The Complete Goodness of Reality

Our understanding of and our use of the counseling process (the contradicting, discharging, re-emerging process) has been progressing by leaps and bounds. Substantial numbers of experienced counselors have been taking charge of their lives, handling and triumphing in many difficult and challenging situations, and gaining wide influence and leadership in the process.

Individuals new to Co-Counseling are grasping the advanced techniques and approaches from the literature, and from the instructions and modeling of the successful experienced leaders, very rapidly. There are many signs that re-emergence in the future for new people will not have to be a laborious, difficult procedure as it has often been in the first forty-four years of RC. The last four major advances in techniques (the Exchange of Roles, the "Why do you love me, counselor?", the Reality Agreement, and the "You and me, Elizabeth") have changed the atmosphere in our organized Communities dramatically.

The general understanding that discharge takes place whenever a distress pattern is "contradicted" sufficiently and that "contradiction" consists of anything that allows the client to view the distress as not present time reality provides a never-ending stream of effective techniques in every Co-Counseling (or living) situation where it is applied. From this, we can, at this point, generalize that the basic contradiction which is at the heart of every useful contradiction, is the contradiction between reality and the great mass of recordings which constitute pseudo-reality, whether this pseudo-reality is embodied in the distress recordings and "feelings" of an individual, in false information, or in any of the oppressive functionings of a world-wide oppressive society. This insight becomes explored in the successful operation of "Reality Agreement" counseling. I propose that we extend this exploration further by reference to, and use of, one of the basic insights of our theory.

We have announced, and to some extent have proclaimed, this basic insight over a period of many years. I do not think we have until now grasped and employed it to the extent that is useful. This insight is the one which has resolved the "ancient philosophical dilemma" of Determinism versus Free Will.

There is no general description of reality on the issue of determinism versus free will which can apply accurately to both the past and the future. The ever-moving line of present time divides the past and the future inexorably into two domains which are forever separate. The future is the domain of free will, the past is completely determined.

Everything in the past is determined. Nothing in the past can be altered. It was the way it was. It is sealed forever in inexorable completion. No matter how the feelings of our undischarged painful emotion recordings may yearn to change the past, it cannot be changed.

(The ever-moving instant of "present time" offers free choices and moves us along with this ever present free choice into the future. If we failed to make the free choice that we now (painful emotionally) wish we had, the new present instant still allows it in some form or other.)
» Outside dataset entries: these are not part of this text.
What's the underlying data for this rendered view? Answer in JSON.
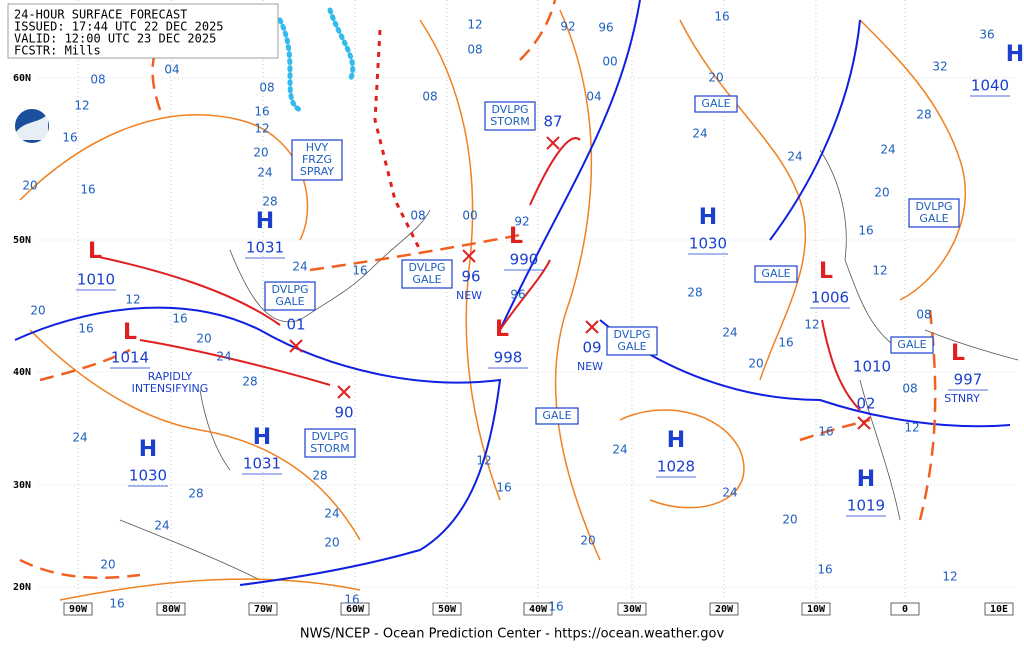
{
  "header": {
    "lines": [
      "24-HOUR SURFACE FORECAST",
      "ISSUED: 17:44 UTC 22 DEC 2025",
      "VALID:  12:00 UTC 23 DEC 2025",
      "FCSTR:  Mills"
    ]
  },
  "footer": "NWS/NCEP - Ocean Prediction Center - https://ocean.weather.gov",
  "latitudes": [
    "60N",
    "50N",
    "40N",
    "30N",
    "20N"
  ],
  "longitudes": [
    "90W",
    "80W",
    "70W",
    "60W",
    "50W",
    "40W",
    "30W",
    "20W",
    "10W",
    "0",
    "10E"
  ],
  "centers": [
    {
      "symbol": "H",
      "pressure": "1031"
    },
    {
      "symbol": "H",
      "pressure": "1030"
    },
    {
      "symbol": "H",
      "pressure": "1040"
    },
    {
      "symbol": "H",
      "pressure": "1030"
    },
    {
      "symbol": "H",
      "pressure": "1031"
    },
    {
      "symbol": "H",
      "pressure": "1028"
    },
    {
      "symbol": "H",
      "pressure": "1019"
    },
    {
      "symbol": "L",
      "pressure": "1010"
    },
    {
      "symbol": "L",
      "pressure": "1014"
    },
    {
      "symbol": "L",
      "pressure": "990"
    },
    {
      "symbol": "L",
      "pressure": "998"
    },
    {
      "symbol": "L",
      "pressure": "1006"
    },
    {
      "symbol": "L",
      "pressure": "997"
    }
  ],
  "new_lows": [
    {
      "pressure": "87"
    },
    {
      "pressure": "96",
      "note": "NEW"
    },
    {
      "pressure": "01"
    },
    {
      "pressure": "90"
    },
    {
      "pressure": "09",
      "note": "NEW"
    },
    {
      "pressure": "02"
    }
  ],
  "boxes": [
    {
      "lines": [
        "HVY",
        "FRZG",
        "SPRAY"
      ]
    },
    {
      "lines": [
        "DVLPG",
        "GALE"
      ]
    },
    {
      "lines": [
        "DVLPG",
        "GALE"
      ]
    },
    {
      "lines": [
        "DVLPG",
        "STORM"
      ]
    },
    {
      "lines": [
        "DVLPG",
        "STORM"
      ]
    },
    {
      "lines": [
        "GALE"
      ]
    },
    {
      "lines": [
        "DVLPG",
        "GALE"
      ]
    },
    {
      "lines": [
        "GALE"
      ]
    },
    {
      "lines": [
        "DVLPG",
        "GALE"
      ]
    },
    {
      "lines": [
        "GALE"
      ]
    },
    {
      "lines": [
        "GALE"
      ]
    }
  ],
  "labels": [
    "RAPIDLY",
    "INTENSIFYING",
    "STNRY",
    "1010"
  ],
  "isobar_labels": [
    "04",
    "08",
    "12",
    "16",
    "20",
    "16",
    "20",
    "16",
    "12",
    "16",
    "20",
    "24",
    "28",
    "24",
    "28",
    "24",
    "20",
    "16",
    "20",
    "24",
    "28",
    "12",
    "08",
    "08",
    "00",
    "92",
    "96",
    "16",
    "24",
    "12",
    "16",
    "20",
    "24",
    "28",
    "08",
    "08",
    "92",
    "96",
    "00",
    "04",
    "16",
    "20",
    "24",
    "24",
    "28",
    "24",
    "20",
    "16",
    "12",
    "16",
    "20",
    "24",
    "28",
    "32",
    "36",
    "12",
    "08",
    "08",
    "12",
    "16",
    "24",
    "24",
    "20",
    "20",
    "16",
    "12",
    "16",
    "16",
    "16",
    "12"
  ]
}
We may feel (and "think" we think) that the past (immutable, fixed) was "bad," but the truth of the matter has to be that the past was just fine in every way. It was the way it was. It happened and therefore it is necessarily completely acceptable. All our mental exercises in regretting it, "condemning" it, etc. are simply expressions of our understandably confused attempts to find some way to discharge the emotional distress which has stuck to us in the form of "congealed past pretending to still be present."

I think if we can make direct contact awarely with this necessarily excellent nature of the past, the discharge process will be able to accelerate. We already have examples of Co-Counselors acting brilliantly, successfully, and creatively while at the same time discharging voluminously. It has been established that it is possible to think brilliantly, act successfully and creatively, re-evaluate, and discharge in one big, ongoing process.

I do not yet know how to do this in a way that I can inform you, the reader, with any detailed instructions. I may never be able to tell anyone how to reach this point in such a manner. I can, and do, however, suggest that it is possible. I can share these insights as far as I have developed them with you, the reader, and I can tell you that I am approximating this process for short periods as a logical outcome of my previously-established directions for re-emergence.

Everything of the past was and is fine. It happened the way it happened. Therefore, it follows inevitably in logic that it happened the way it had to happen. If it had to happen, and happened, it is completely acceptable, deserving of no regret. If someone whom we have loved has died, for example, that is just fine. We may need to say "goodbye" to that person a hundred thousand times in session as a means of shedding all the tears that must be shed before our mind can accept reality and be at ease with that reality, but we may be able to speed the process by facing clearly the fact that our feelings of distress are pseudo-reality. We may need to face, for example, that all we ever "possessed" of the departed beloved was the information about him or about her which was contained in our memories of that person, and that we have all that information still with us (once the occluding grief is out of the way) and that the actual "companionship" with that person which is available in the continuing information we have about him or about her cannot be destroyed, cannot be lost, and can become and be kept unoccluded.

Our entire pasts are completely satisfactory, completely fine, completely enjoyable. Our ever moving present is filled with complete freedom of choice. Our entire future deserves delighted anticipation of the sort which we observe in a well-treated, healthy two-year-old who "cannot wait to get out of bed in the morning because there is so much delightful living to do."